The treatment of murder as a springboard for entertainment aimed at younger and younger children disturbs me. In an age where respect for human life and dignity is already in danger, how have we become so comfortable with the normalization of murder? Our culture’s endless thirst for violent death as entertainment does stymie me. I’m not immune to the effectiveness of high-stakes situations in entertainment; I found “The Wire” and “Breaking Bad” and “Dexter” brilliant (with some glitches here and there, but that’s not for this post), and they were extremely violent. I also understand why human beings are obsessed with mortality. But we have so normalized murder in our “entertainment”—especially the murder of young women—that I think there’s been a numbing effect on us all, and it is trickling down to our children.
The Vermont College of Fine Arts master’s degree program in writing for children and young adults once hosted a weekend of science fiction and fantasy writing lectures with such greats as Gregory Maguire, Donna Jo Napoli, Susan Fletcher, and Susan Cooper. Among the many jewels they shared was a comment by Maguire on character deaths in children’s literature, one that I’ve never forgotten. He mentioned a disturbing trend (even back then) of children’s and YA authors to treat killing callously, carelessly. There are consequences to each loss, he said. If you are going to write about a death, you must address its effect on the people it touches. “If death,” he said, “then grief.” To ignore this is to deny or discard our humanity. When we treat murder as something almost as commonplace as shrugging our shoulders, we deny its truth.
In real life, many children are dealing with the effects of murders in their communities and among their families. They need books offering characters who navigate those difficult, irrevocable waters in thoughtful and complex ways.

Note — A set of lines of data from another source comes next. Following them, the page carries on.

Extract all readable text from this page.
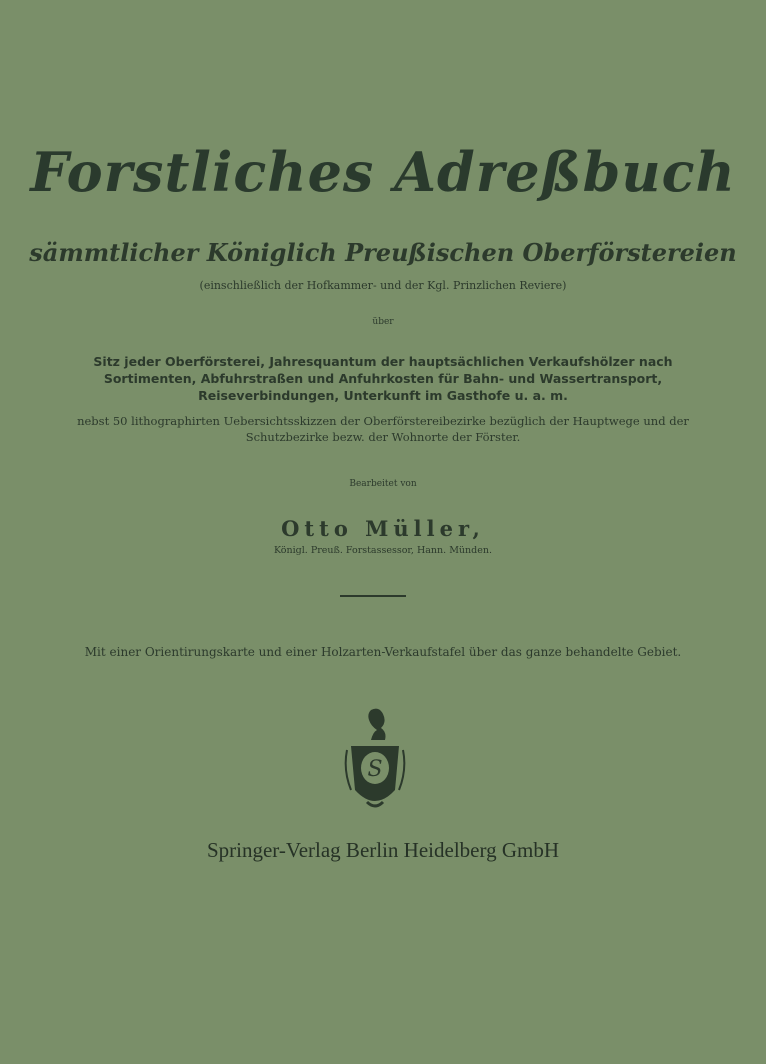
Forstliches Adreßbuch
sämmtlicher Königlich Preußischen Oberförstereien
(einschließlich der Hofkammer- und der Kgl. Prinzlichen Reviere)
über
Sitz jeder Oberförsterei, Jahresquantum der hauptsächlichen Verkaufshölzer nach
Sortimenten, Abfuhrstraßen und Anfuhrkosten für Bahn- und Wassertransport,
Reiseverbindungen, Unterkunft im Gasthofe u. a. m.
nebst 50 lithographirten Uebersichtsskizzen der Oberförstereibezirke bezüglich der Hauptwege und der
Schutzbezirke bezw. der Wohnorte der Förster.
Bearbeitet von
Otto Müller,
Königl. Preuß. Forstassessor, Hann. Münden.
Mit einer Orientirungskarte und einer Holzarten-Verkaufstafel über das ganze behandelte Gebiet.
S
Springer-Verlag Berlin Heidelberg GmbH
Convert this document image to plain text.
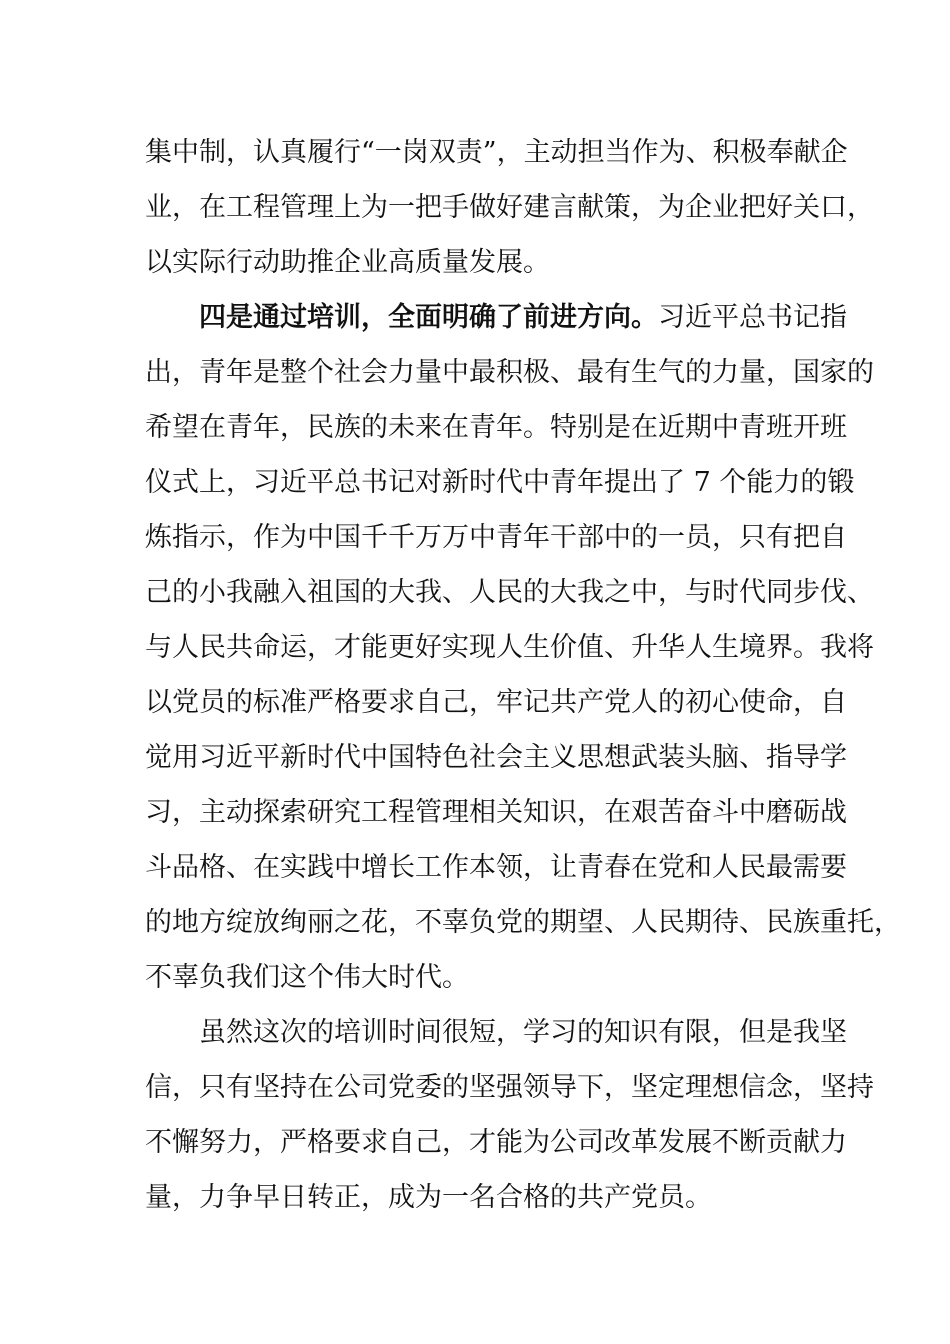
集中制，认真履行“一岗双责”，主动担当作为、积极奉献企
业，在工程管理上为一把手做好建言献策，为企业把好关口，
以实际行动助推企业高质量发展。
四是通过培训，全面明确了前进方向。习近平总书记指
出，青年是整个社会力量中最积极、最有生气的力量，国家的
希望在青年，民族的未来在青年。特别是在近期中青班开班
仪式上，习近平总书记对新时代中青年提出了 7 个能力的锻
炼指示，作为中国千千万万中青年干部中的一员，只有把自
己的小我融入祖国的大我、人民的大我之中，与时代同步伐、
与人民共命运，才能更好实现人生价值、升华人生境界。我将
以党员的标准严格要求自己，牢记共产党人的初心使命，自
觉用习近平新时代中国特色社会主义思想武装头脑、指导学
习，主动探索研究工程管理相关知识，在艰苦奋斗中磨砺战
斗品格、在实践中增长工作本领，让青春在党和人民最需要
的地方绽放绚丽之花，不辜负党的期望、人民期待、民族重托，
不辜负我们这个伟大时代。
虽然这次的培训时间很短，学习的知识有限，但是我坚
信，只有坚持在公司党委的坚强领导下，坚定理想信念，坚持
不懈努力，严格要求自己，才能为公司改革发展不断贡献力
量，力争早日转正，成为一名合格的共产党员。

I’m not saying that all literary murders are created equal. Some murders are so cartoony, or distant from our world—a pharaoh murdered in ancient Egypt, say—that they don’t pack an emotional wallop for readers in the same way that something realistic, or set in a contemporary landscape, does. And of course, children thrill to villains and enjoy the delicious suspense and dread of a cat-and-mouse game. But often those stories are just as good without any murders at all.
At the risk of sounding old-fashioned, I just want to ask, Is it necessary to write Gone Girl for eight- to 12-year-olds? We can give young readers plenty of thrills and chills without taking that last terrible step when it isn’t absolutely necessary. And sometimes it is. The Hunger Games (a YA title often read by older MG kids) was brutal, but it had a moral center. Those losses were integral to the story; they meant something and were deeply felt, both by the characters and the readers. What we value and care about comes through in our writing, and we owe it to children to be aware of what we’re really sharing in the worlds we create for them.